In the above embodiment, the present invention has been described by taking the case where the first conductivity type is n-type and a semiconductor substrate is used as the semiconductor substrate 2 as an example. The conductivity type may be reversed. Further, although the present invention has been described in the above embodiment in the case where the diode 1 is manufactured, the semiconductor element may be any semiconductor element having a pn junction structure.

In the above-described embodiment, the present invention has been described by exemplifying the case where a heavy metal (Au or the like) is diffused as the lifetime killer, but the present invention can be applied to a semiconductor element in which the lifetime killer is not diffused. However, when the lifetime killer is diffused, the variation of the reverse current becomes larger.

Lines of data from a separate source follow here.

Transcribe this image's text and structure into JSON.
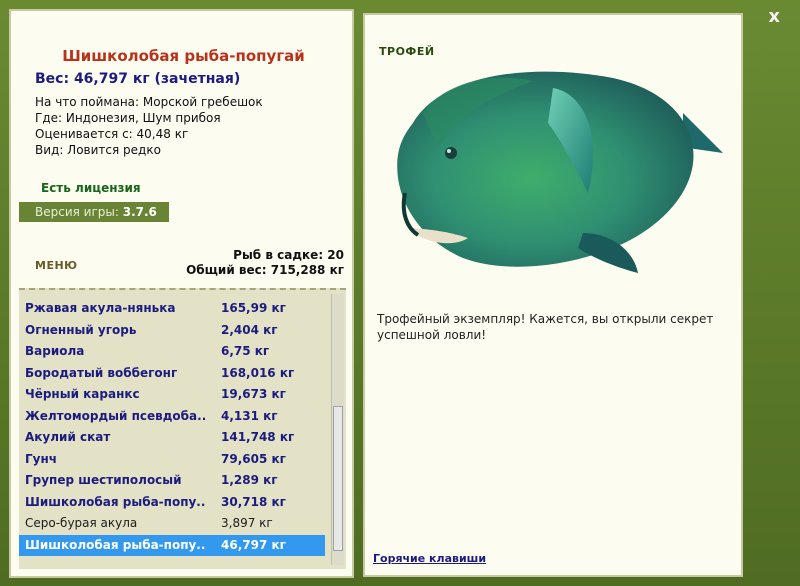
{
  "window": {
    "close_label": "x"
  },
  "fish": {
    "title": "Шишколобая рыба-попугай",
    "weight_line": "Вес: 46,797 кг (зачетная)",
    "caught_with": "На что поймана: Морской гребешок",
    "location": "Где: Индонезия, Шум прибоя",
    "min_weight": "Оценивается с: 40,48 кг",
    "rarity": "Вид: Ловится редко"
  },
  "license_text": "Есть лицензия",
  "version": {
    "label": "Версия игры:",
    "value": "3.7.6"
  },
  "menu_label": "МЕНЮ",
  "cage": {
    "count_line": "Рыб в садке: 20",
    "total_line": "Общий вес: 715,288 кг"
  },
  "catch_list": [
    {
      "name": "Ржавая акула-нянька",
      "weight": "165,99 кг",
      "style": "bold"
    },
    {
      "name": "Огненный угорь",
      "weight": "2,404 кг",
      "style": "bold"
    },
    {
      "name": "Вариола",
      "weight": "6,75 кг",
      "style": "bold"
    },
    {
      "name": "Бородатый воббегонг",
      "weight": "168,016 кг",
      "style": "bold"
    },
    {
      "name": "Чёрный каранкс",
      "weight": "19,673 кг",
      "style": "bold"
    },
    {
      "name": "Желтомордый псевдоба...",
      "weight": "4,131 кг",
      "style": "bold"
    },
    {
      "name": "Акулий скат",
      "weight": "141,748 кг",
      "style": "bold"
    },
    {
      "name": "Гунч",
      "weight": "79,605 кг",
      "style": "bold"
    },
    {
      "name": "Групер шестиполосый",
      "weight": "1,289 кг",
      "style": "bold"
    },
    {
      "name": "Шишколобая рыба-попу...",
      "weight": "30,718 кг",
      "style": "bold"
    },
    {
      "name": "Серо-бурая акула",
      "weight": "3,897 кг",
      "style": "plain"
    },
    {
      "name": "Шишколобая рыба-попу...",
      "weight": "46,797 кг",
      "style": "selected"
    }
  ],
  "trophy": {
    "label": "ТРОФЕЙ",
    "description": "Трофейный экземпляр! Кажется, вы открыли секрет успешной ловли!"
  },
  "hotkeys_label": "Горячие клавиши",
  "colors": {
    "accent_green": "#6a8435",
    "selection_blue": "#3399ee",
    "title_red": "#b8331c"
  }
}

Therefore, the present invention is applied to a semiconductor element in which the lifetime killer is diffused, and a remarkable effect can be obtained.

[0042]

As described above, according to the present invention,
Variation in reverse current can be suppressed.

[Brief description of drawings]

FIG. 1 is a sectional view of a diode according to an embodiment of the present invention.

FIG. 2 is a graph showing the relationship between the thickness of the n ⁻ type semiconductor layer and the reverse current according to the embodiment of the present invention.

FIG. 3 is a table showing a relation between an n ⁻ type semiconductor layer according to an embodiment of the present invention and a conventional reverse current.

FIG. 4 is a graph showing the relationship between the thickness of a conventional n ⁻ type semiconductor layer and the reverse current.

[Explanation of symbols]

1 diode 2 semiconductor substrate 3 n ⁻ type semiconductor layer 4 P ⁺ type semiconductor region 5 field limiting ring (FLR) 6 equipotential ring (EQR) 7 insulating film 8 upper electrode 9 lower electrode

Claims (5)

[Claims] 1. A first conductivity type silicon substrate, a first conductivity type silicon semiconductor layer formed on the silicon substrate and having an impurity concentration lower than that of the silicon substrate, and a predetermined region on an upper surface of the silicon semiconductor layer. Formed in
Second for forming a pn junction at the interface with the silicon semiconductor layer
And a silicon semiconductor region of conductivity type, wherein the plane orientations of the upper surface of the silicon substrate and the silicon semiconductor layer are (100) planes. 2. The semiconductor device according to claim 1, wherein the silicon semiconductor layer has a thickness of at least 30 μm. 3. The silicon semiconductor layer is formed by epitaxial growth on the silicon substrate.
The semiconductor device according to claim 1, wherein the semiconductor device is a semiconductor device. 4. A second annularly formed on the upper surface of the silicon semiconductor layer so as to surround the silicon semiconductor region.
4. The semiconductor device according to claim 1, further comprising a conductive type field limiting ring. 5. The equipotential ring formed in an annular shape on the upper surface of the silicon semiconductor layer so as to surround the silicon semiconductor region via the field limiting ring is further included. 4. The semiconductor device according to item 4.